A fin de cuentas,el hombre es un animal de costumbres,y algo desde lo más profundo del interior,les empuja a ver la realidad cotidiana desde el otro lado del mostrador.
Es como reflejarse sobre el azogue en un intento de verse a si mismo desde el otro lado.
Digo yo.

CB dijo...

creo que es eso: el otro lado del mostrador.
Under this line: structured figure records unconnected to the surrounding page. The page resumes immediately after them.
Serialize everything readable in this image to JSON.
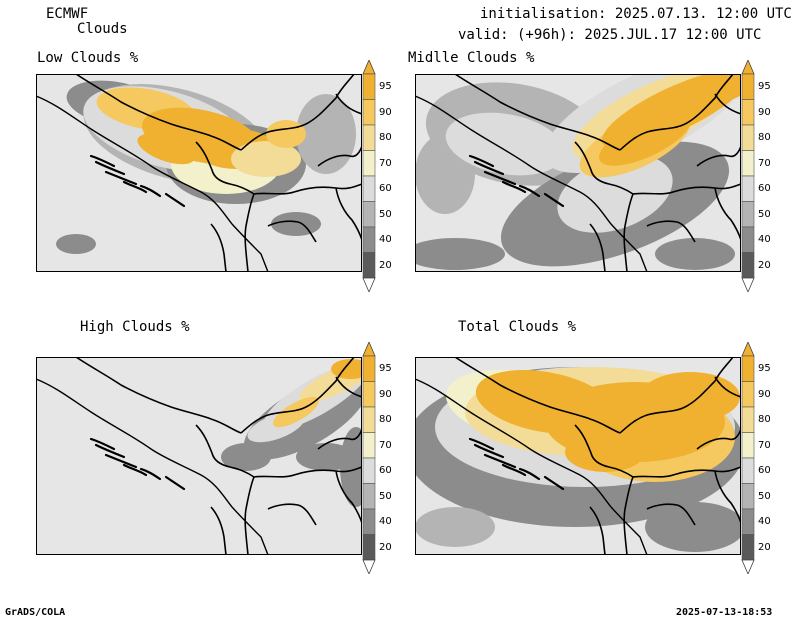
{
  "header": {
    "model": "ECMWF",
    "product": "Clouds",
    "init_line": "initialisation: 2025.07.13. 12:00 UTC",
    "valid_line": "valid: (+96h): 2025.JUL.17 12:00 UTC"
  },
  "panels": [
    {
      "id": "low",
      "title": "Low Clouds %"
    },
    {
      "id": "middle",
      "title": "Midlle Clouds %"
    },
    {
      "id": "high",
      "title": "High Clouds %"
    },
    {
      "id": "total",
      "title": "Total Clouds %"
    }
  ],
  "colorbar": {
    "labels": [
      "95",
      "90",
      "80",
      "70",
      "60",
      "50",
      "40",
      "20"
    ],
    "colors": {
      "c95": "#f0b030",
      "c90": "#f5c860",
      "c80": "#f3dc98",
      "c70": "#f3f1cb",
      "c60": "#dcdcdc",
      "c50": "#b4b4b4",
      "c40": "#8c8c8c",
      "c20": "#5a5a5a",
      "land": "#e6e6e6"
    }
  },
  "footer": {
    "left": "GrADS/COLA",
    "right": "2025-07-13-18:53"
  }
}
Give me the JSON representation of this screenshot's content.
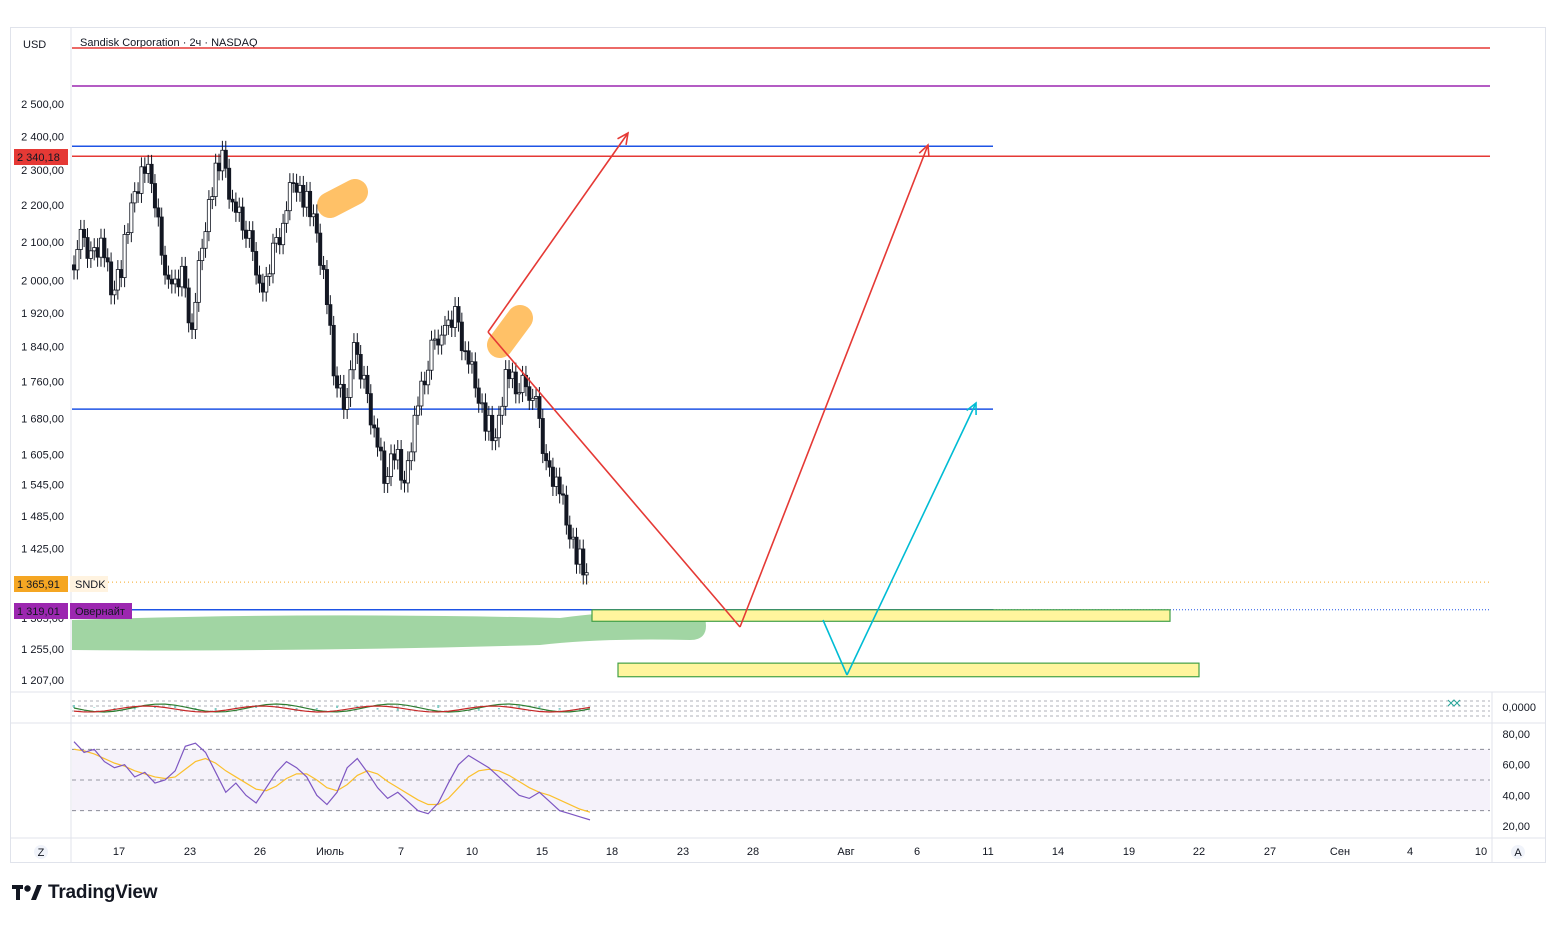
{
  "header": {
    "currency": "USD",
    "instrument": "Sandisk Corporation · 2ч · NASDAQ"
  },
  "badges": {
    "last_close": "2 340,18",
    "price": "1 365,91",
    "symbol": "SNDK",
    "overnight_price": "1 319,01",
    "overnight_label": "Овернайт"
  },
  "footer": {
    "left_button": "Z",
    "right_button": "A",
    "brand": "TradingView"
  },
  "colors": {
    "red_line": "#e53935",
    "purple_line": "#9c27b0",
    "blue_line": "#1e53e5",
    "cyan_arrow": "#00bcd4",
    "highlight_orange": "#ffb74d",
    "green_zone": "#81c784",
    "yellow_zone": "#fff59d",
    "yellow_zone_border": "#43a047",
    "rsi_line": "#7e57c2",
    "rsi_ma": "#fbc02d",
    "candle_up": "#ffffff",
    "candle_down": "#131722"
  },
  "chart_data": [
    {
      "type": "candlestick",
      "title": "Sandisk Corporation · 2ч · NASDAQ",
      "price_axis_ticks": [
        "2 500,00",
        "2 400,00",
        "2 300,00",
        "2 200,00",
        "2 100,00",
        "2 000,00",
        "1 920,00",
        "1 840,00",
        "1 760,00",
        "1 680,00",
        "1 605,00",
        "1 545,00",
        "1 485,00",
        "1 425,00",
        "1 305,00",
        "1 255,00",
        "1 207,00"
      ],
      "time_axis_ticks": [
        "17",
        "23",
        "26",
        "Июль",
        "7",
        "10",
        "15",
        "18",
        "23",
        "28",
        "Авг",
        "6",
        "11",
        "14",
        "19",
        "22",
        "27",
        "Сен",
        "4",
        "10"
      ],
      "close_path": [
        {
          "t": 0,
          "p": 2040
        },
        {
          "t": 1,
          "p": 2100
        },
        {
          "t": 2,
          "p": 2060
        },
        {
          "t": 3,
          "p": 2110
        },
        {
          "t": 4,
          "p": 1980
        },
        {
          "t": 5,
          "p": 2040
        },
        {
          "t": 6,
          "p": 2180
        },
        {
          "t": 7,
          "p": 2300
        },
        {
          "t": 8,
          "p": 2270
        },
        {
          "t": 9,
          "p": 2090
        },
        {
          "t": 10,
          "p": 1960
        },
        {
          "t": 11,
          "p": 2020
        },
        {
          "t": 12,
          "p": 1880
        },
        {
          "t": 13,
          "p": 2100
        },
        {
          "t": 14,
          "p": 2260
        },
        {
          "t": 15,
          "p": 2330
        },
        {
          "t": 16,
          "p": 2200
        },
        {
          "t": 17,
          "p": 2140
        },
        {
          "t": 18,
          "p": 2100
        },
        {
          "t": 19,
          "p": 1940
        },
        {
          "t": 20,
          "p": 2080
        },
        {
          "t": 21,
          "p": 2150
        },
        {
          "t": 22,
          "p": 2280
        },
        {
          "t": 23,
          "p": 2230
        },
        {
          "t": 24,
          "p": 2150
        },
        {
          "t": 25,
          "p": 2020
        },
        {
          "t": 26,
          "p": 1780
        },
        {
          "t": 27,
          "p": 1720
        },
        {
          "t": 28,
          "p": 1820
        },
        {
          "t": 29,
          "p": 1760
        },
        {
          "t": 30,
          "p": 1660
        },
        {
          "t": 31,
          "p": 1560
        },
        {
          "t": 32,
          "p": 1620
        },
        {
          "t": 33,
          "p": 1530
        },
        {
          "t": 34,
          "p": 1680
        },
        {
          "t": 35,
          "p": 1760
        },
        {
          "t": 36,
          "p": 1880
        },
        {
          "t": 37,
          "p": 1860
        },
        {
          "t": 38,
          "p": 1920
        },
        {
          "t": 39,
          "p": 1830
        },
        {
          "t": 40,
          "p": 1760
        },
        {
          "t": 41,
          "p": 1680
        },
        {
          "t": 42,
          "p": 1620
        },
        {
          "t": 43,
          "p": 1780
        },
        {
          "t": 44,
          "p": 1740
        },
        {
          "t": 45,
          "p": 1770
        },
        {
          "t": 46,
          "p": 1700
        },
        {
          "t": 47,
          "p": 1580
        },
        {
          "t": 48,
          "p": 1560
        },
        {
          "t": 49,
          "p": 1480
        },
        {
          "t": 50,
          "p": 1420
        },
        {
          "t": 51,
          "p": 1366
        }
      ],
      "horizontal_levels": [
        {
          "price": 2340.18,
          "color": "red"
        },
        {
          "price": 2370,
          "color": "blue"
        },
        {
          "price": 1700,
          "color": "blue"
        },
        {
          "price": 1319.01,
          "color": "blue",
          "style": "dotted"
        },
        {
          "price": 1365.91,
          "color": "orange",
          "style": "dotted"
        }
      ],
      "zones": [
        {
          "label": "yellow zone upper",
          "price_top": 1319,
          "price_bottom": 1300
        },
        {
          "label": "yellow zone lower",
          "price_top": 1233,
          "price_bottom": 1212
        }
      ],
      "annotations": [
        {
          "kind": "arrow",
          "color": "red",
          "from_price": 1850,
          "to_price": 2400
        },
        {
          "kind": "arrow",
          "color": "red",
          "from_price": 1700,
          "to_price": 1290
        },
        {
          "kind": "arrow",
          "color": "red",
          "from_price": 1290,
          "to_price": 2370
        },
        {
          "kind": "arrow",
          "color": "cyan",
          "from_price": 1295,
          "to_price": 1220
        },
        {
          "kind": "arrow",
          "color": "cyan",
          "from_price": 1220,
          "to_price": 1700
        }
      ]
    },
    {
      "type": "line",
      "name": "oscillator",
      "axis_ticks": [
        "0,0000"
      ]
    },
    {
      "type": "line",
      "name": "RSI",
      "axis_ticks": [
        "80,00",
        "60,00",
        "40,00",
        "20,00"
      ],
      "ylim": [
        20,
        80
      ],
      "bands": [
        70,
        50,
        30
      ],
      "values": [
        75,
        68,
        70,
        62,
        58,
        60,
        52,
        55,
        48,
        50,
        56,
        72,
        74,
        68,
        55,
        42,
        48,
        40,
        35,
        45,
        55,
        62,
        58,
        52,
        40,
        34,
        42,
        58,
        64,
        55,
        45,
        38,
        42,
        36,
        30,
        28,
        35,
        48,
        60,
        66,
        62,
        58,
        52,
        46,
        40,
        38,
        42,
        36,
        30,
        28,
        26,
        24
      ],
      "ma_values": [
        70,
        69,
        67,
        64,
        61,
        59,
        56,
        54,
        52,
        51,
        52,
        57,
        62,
        64,
        61,
        56,
        52,
        48,
        44,
        43,
        46,
        51,
        54,
        54,
        50,
        45,
        43,
        47,
        53,
        56,
        54,
        49,
        45,
        41,
        37,
        34,
        34,
        38,
        45,
        52,
        56,
        57,
        56,
        53,
        49,
        45,
        42,
        40,
        37,
        34,
        31,
        29
      ]
    }
  ]
}
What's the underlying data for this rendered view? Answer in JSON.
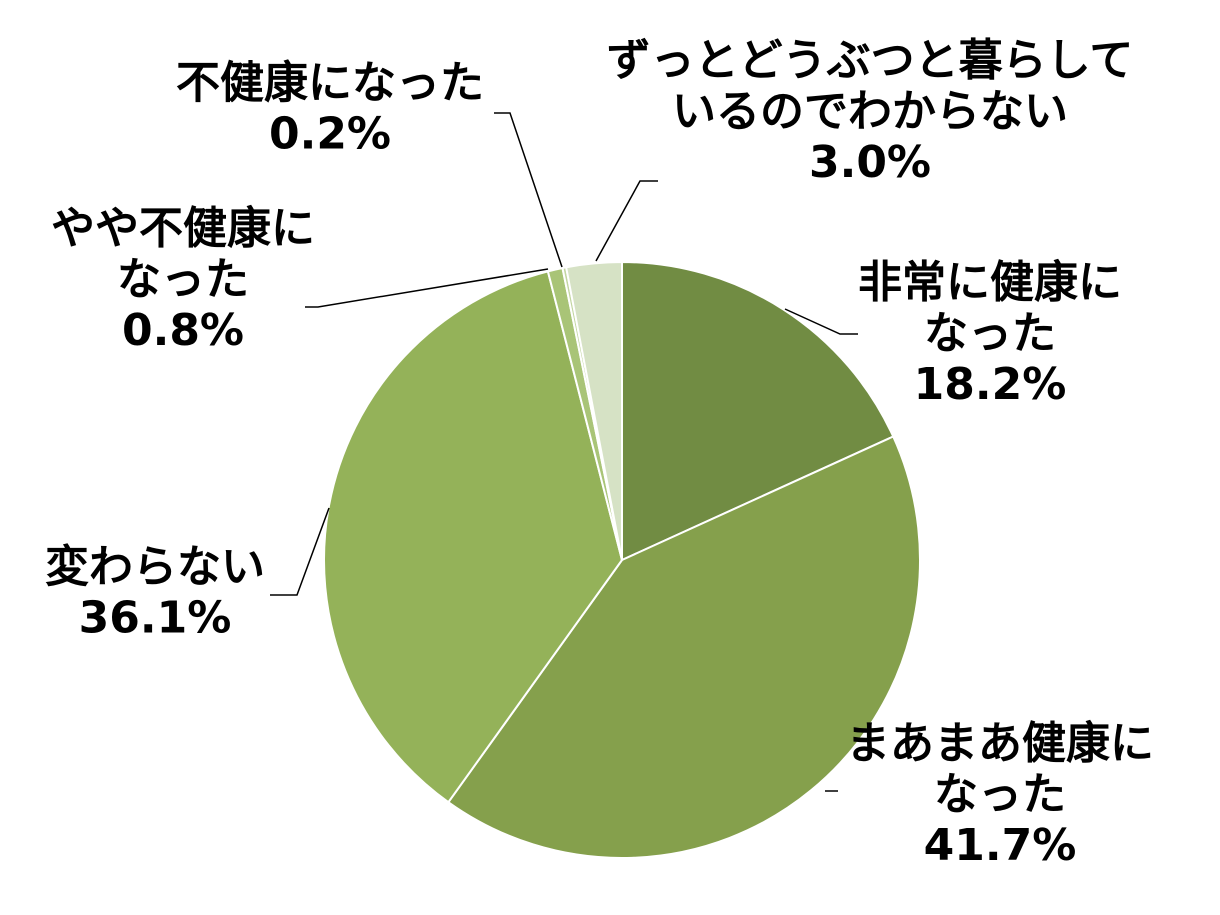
{
  "chart_data": {
    "type": "pie",
    "title": "",
    "slices": [
      {
        "label_lines": [
          "非常に健康に",
          "なった"
        ],
        "value": 18.2,
        "value_text": "18.2%",
        "color": "#718c43"
      },
      {
        "label_lines": [
          "まあまあ健康に",
          "なった"
        ],
        "value": 41.7,
        "value_text": "41.7%",
        "color": "#85a04c"
      },
      {
        "label_lines": [
          "変わらない"
        ],
        "value": 36.1,
        "value_text": "36.1%",
        "color": "#94b259"
      },
      {
        "label_lines": [
          "やや不健康に",
          "なった"
        ],
        "value": 0.8,
        "value_text": "0.8%",
        "color": "#a9c477"
      },
      {
        "label_lines": [
          "不健康になった"
        ],
        "value": 0.2,
        "value_text": "0.2%",
        "color": "#c3d6a2"
      },
      {
        "label_lines": [
          "ずっとどうぶつと暮らして",
          "いるのでわからない"
        ],
        "value": 3.0,
        "value_text": "3.0%",
        "color": "#d6e2c5"
      }
    ],
    "start_angle_deg": 0,
    "direction": "clockwise",
    "slice_border_color": "#ffffff",
    "leader_line_color": "#000000",
    "legend": "none"
  }
}
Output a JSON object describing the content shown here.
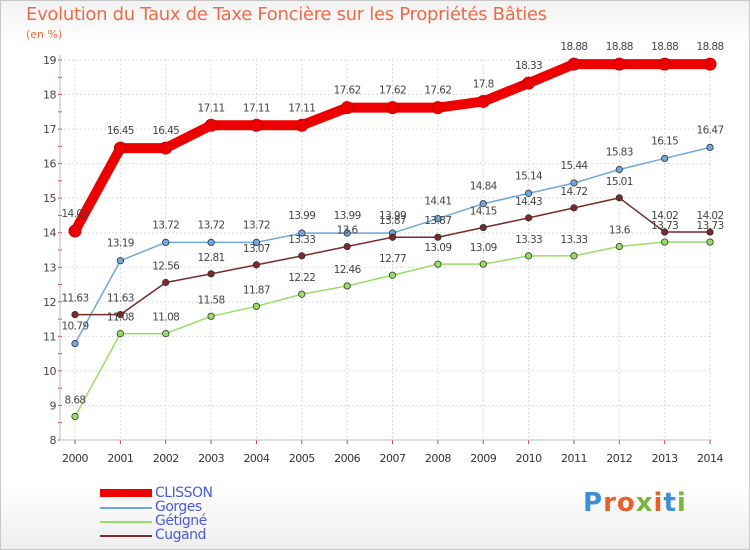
{
  "title": "Evolution du Taux de Taxe Foncière sur les Propriétés Bâties",
  "subtitle": "(en %)",
  "logo": {
    "text": "Proxiti",
    "colors": [
      "#3d8fd6",
      "#e8612c",
      "#e8612c",
      "#7ab63f",
      "#e8612c",
      "#3d8fd6",
      "#7ab63f"
    ]
  },
  "chart_data": {
    "type": "line",
    "title": "Evolution du Taux de Taxe Foncière sur les Propriétés Bâties",
    "ylabel": "(en %)",
    "xlabel": "",
    "ylim": [
      8,
      19
    ],
    "yticks": [
      "8",
      "9",
      "10",
      "11",
      "12",
      "13",
      "14",
      "15",
      "16",
      "17",
      "18",
      "19"
    ],
    "categories": [
      "2000",
      "2001",
      "2002",
      "2003",
      "2004",
      "2005",
      "2006",
      "2007",
      "2008",
      "2009",
      "2010",
      "2011",
      "2012",
      "2013",
      "2014"
    ],
    "grid": true,
    "legend": "bottom-left",
    "series": [
      {
        "name": "CLISSON",
        "color": "#ee0000",
        "values": [
          14.05,
          16.45,
          16.45,
          17.11,
          17.11,
          17.11,
          17.62,
          17.62,
          17.62,
          17.8,
          18.33,
          18.88,
          18.88,
          18.88,
          18.88
        ],
        "labels": [
          "14.05",
          "16.45",
          "16.45",
          "17.11",
          "17.11",
          "17.11",
          "17.62",
          "17.62",
          "17.62",
          "17.8",
          "18.33",
          "18.88",
          "18.88",
          "18.88",
          "18.88"
        ]
      },
      {
        "name": "Gorges",
        "color": "#6fa8dc",
        "values": [
          10.79,
          13.19,
          13.72,
          13.72,
          13.72,
          13.99,
          13.99,
          13.99,
          14.41,
          14.84,
          15.14,
          15.44,
          15.83,
          16.15,
          16.47
        ],
        "labels": [
          "10.79",
          "13.19",
          "13.72",
          "13.72",
          "13.72",
          "13.99",
          "13.99",
          "13.99",
          "14.41",
          "14.84",
          "15.14",
          "15.44",
          "15.83",
          "16.15",
          "16.47"
        ]
      },
      {
        "name": "Gétigné",
        "color": "#99dd66",
        "values": [
          8.68,
          11.08,
          11.08,
          11.58,
          11.87,
          12.22,
          12.46,
          12.77,
          13.09,
          13.09,
          13.33,
          13.33,
          13.6,
          13.73,
          13.73
        ],
        "labels": [
          "8.68",
          "11.08",
          "11.08",
          "11.58",
          "11.87",
          "12.22",
          "12.46",
          "12.77",
          "13.09",
          "13.09",
          "13.33",
          "13.33",
          "13.6",
          "13.73",
          "13.73"
        ]
      },
      {
        "name": "Cugand",
        "color": "#7a2a2a",
        "values": [
          11.63,
          11.63,
          12.56,
          12.81,
          13.07,
          13.33,
          13.6,
          13.87,
          13.87,
          14.15,
          14.43,
          14.72,
          15.01,
          14.02,
          14.02
        ],
        "labels": [
          "11.63",
          "11.63",
          "12.56",
          "12.81",
          "13.07",
          "13.33",
          "13.6",
          "13.87",
          "13.87",
          "14.15",
          "14.43",
          "14.72",
          "15.01",
          "14.02",
          "14.02"
        ]
      }
    ]
  }
}
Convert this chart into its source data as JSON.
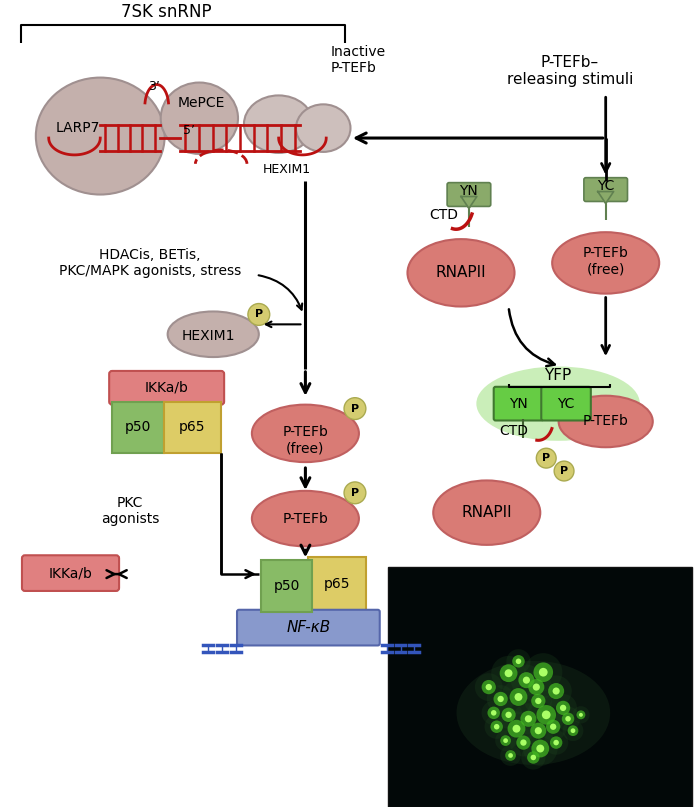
{
  "bg_color": "#ffffff",
  "snrnp_bracket_label": "7SK snRNP",
  "inactive_label": "Inactive\nP-TEFb",
  "larp7_label": "LARP7",
  "mepce_label": "MePCE",
  "hexim1_label": "HEXIM1",
  "three_prime": "3’",
  "five_prime": "5’",
  "hdacis_label": "HDACis, BETis,\nPKC/MAPK agonists, stress",
  "hexim1_free_label": "HEXIM1",
  "ptefb_free_left_label": "P-TEFb\n(free)",
  "ptefb_label": "P-TEFb",
  "ikkab_top_label": "IKKa/b",
  "p50_label": "p50",
  "p65_label": "p65",
  "pkc_label": "PKC\nagonists",
  "ikkab_bottom_label": "IKKa/b",
  "nfkb_label": "NF-κB",
  "releasing_stimuli_label": "P-TEFb–\nreleasing stimuli",
  "yn_label": "YN",
  "yc_label": "YC",
  "ctd_label_top": "CTD",
  "rnapii_top_label": "RNAPII",
  "ptefb_free_right_label": "P-TEFb\n(free)",
  "yfp_label": "YFP",
  "yn2_label": "YN",
  "yc2_label": "YC",
  "ctd_label_bottom": "CTD",
  "ptefb_bottom_label": "P-TEFb",
  "rnapii_bottom_label": "RNAPII",
  "salmon_color": "#d97b75",
  "gray_ellipse": "#c4b0ac",
  "gray_light": "#cdbfbc",
  "green_tag": "#8aaa6a",
  "green_bright": "#66cc44",
  "green_glow": "#a0e080",
  "yellow_box": "#e8d888",
  "blue_box": "#8899cc",
  "red_color": "#bb1111",
  "ikkab_color": "#e08080",
  "p50_color": "#88bb66",
  "p65_color": "#ddcc66",
  "p_circle_color": "#d4cc70",
  "p_circle_edge": "#aaaa50"
}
Pura empatía como si dijeramos, que es ponerse en el lugar del otro, pero en su mismísimo lugar a ser posible. ¿O no desea Vd. ardientemente muchos días ponerse en el lugar de sus alumnos y volver a sentarse en el pupitre?

Enrique Baltanás dijo...

En efecto, CB, me gustaría.

Morgenrot dijo...

Pues yo creo que eso de apoyar en codo en la barra, debe poseer al que a éllo se acostumbra.
No hay más que pasear un domingo a eso de las cuatro de la tarde y ver bares y bares con cientos de codos apoyados , por supuesto, en la barra; con la cerveza cerquita y la charla , sin tapujos - que Baco desinhibe -. Si es un camarero, y está en el otro lado,de la barra, debe ser la repera.